Fourth, link public funding to building capabilities. The World Bank's regional analysis indicates that productivity rises when firms blend competition with skills and digital resources. Allocate a fixed portion of any industry program for management training, data adoption, and supplier development with quantifiable learning goals. For educators and administrators, this is a vital connection. Universities and technical institutes can co-create micro-credentials in operations, data analysis, and quality management that are recognized in subsidy assessments. Ministries can include procurement training—understanding how to bid, comply, and report—into adult education programs for SMEs. Boards can require management quality audits before receiving support. When industrial subsidies in East Asia prioritize skills alongside capacity, the benefits grow.
There is also a practical path for schools and systems. Focus on industry-related capstone projects in factory analytics, lean production, and energy optimization; connect them to local supplier improvement initiatives to enhance learning through real projects. Create regional centers of excellence where faculty, students, and companies can test new process technologies on shared lines. For policy schools, instruct on program evaluation and cost-effectiveness using data from the subsidy registry, and publish yearly “allocation reports” that assess whether public support is directing resources toward more productive firms. These steps may seem technical, but they are crucial to ensuring that industrial subsidies in East Asia support the region’s best producers rather than merely shielding the average ones.
We started with one number: $108 billion in industrial subsidies and a rise in below-market loans. These figures do not indicate whether public support should cease; they remind us that how we design support—and the data we gather about it—determines whether funding drives change or stagnation. Currently, the structure of industrial subsidies in East Asia is too focused on productivity. It stabilizes established firms, limits reallocation, and slows progress. The solution is attainable. Prioritize transparency—link support to measurable gains that enhance total factor productivity and digital tool adoption. Strengthen exit criteria to create space for new, improved firms. And direct a meaningful portion of every program toward developing management and worker skills. By taking these steps, the following significant figure we highlight will not be the total of subsidies, but the extent of the productivity gains they help achieve.

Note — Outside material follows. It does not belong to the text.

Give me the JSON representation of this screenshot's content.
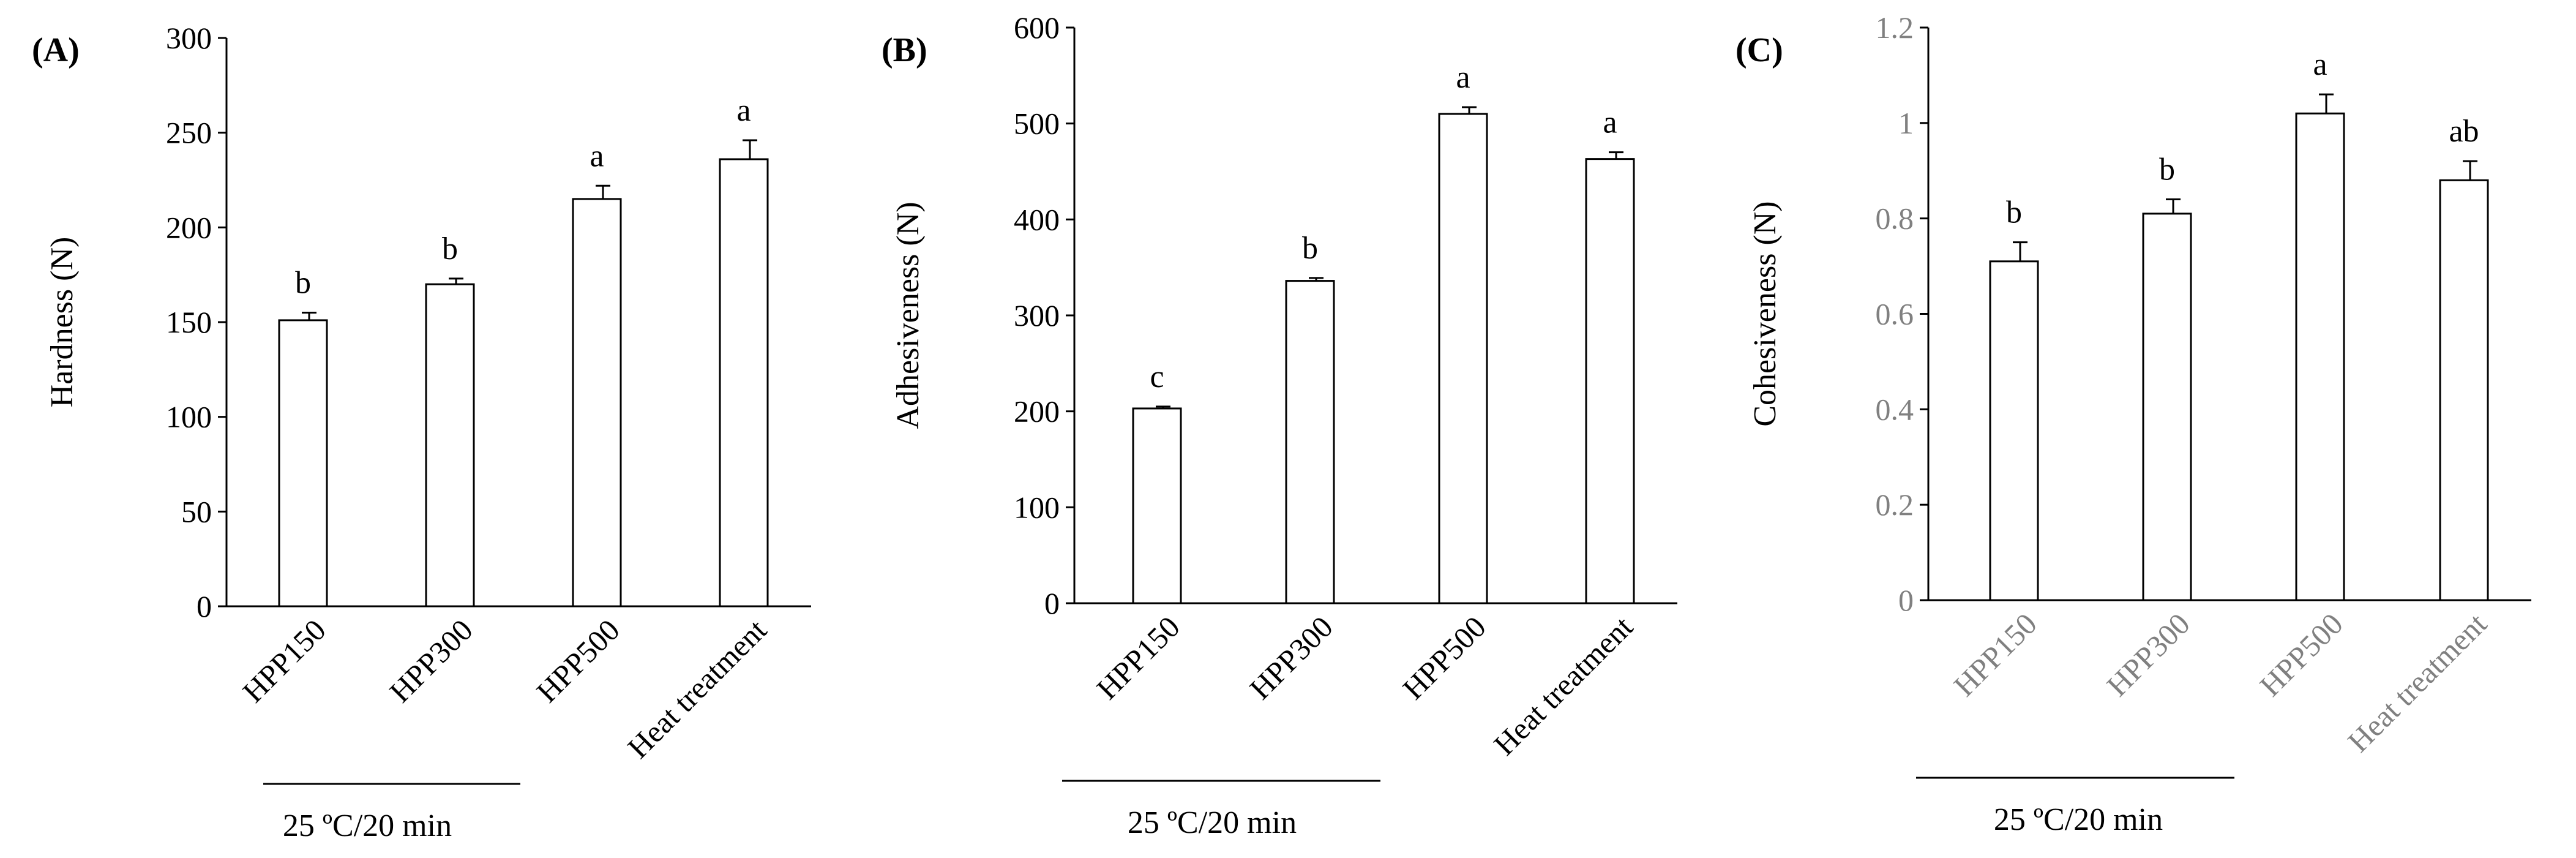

The views expressed in this article are those of the author(s) and do not necessarily reflect the official position of the Swiss Institute of Artificial Intelligence (SIAI) or its affiliates.
References
Chen, G. (2022). Policy and misallocation: Evidence from Chinese firm-level industrial policies. European Economic Review, 149. https://doi.org/10.1016/j.euroecorev.2022.104195.
International Monetary Fund. (2023). The Rise of the Walking Dead: Zombie Firms Around the World (WP/23/125). Washington, DC: IMF.
International Monetary Fund. (2025). Regional Economic Outlook: Asia and Pacific, October 2025—Chapter on Investment Efficiency and Capital Allocation. Washington, DC: IMF.
Organisation for Economic Co-operation and Development. (2025a). How governments back the largest manufacturing firms: Insights from the OECD MAGIC database (OECD Trade Policy Paper No. 289). Paris: OECD Publishing.
Organisation for Economic Co-operation and Development. (2025b). The state of play of industrial subsidies as of 2023. Paris: OECD Publishing.
World Bank. (2020). de Nicola, F., Nguyen, H., & Loayza, N. Productivity Loss and Misallocation of Resources in Southeast Asia (Policy Research Working Paper 9483). Washington, DC: World Bank.
World Bank. (2025). Firm Foundations of Growth: Productivity and Technology in East Asia and Pacific (overview and book materials). Washington, DC: World Bank.
World Trade Organization (as covered by Reuters). (2024, July 17). China’s industrial support programmes lack transparency, WTO says.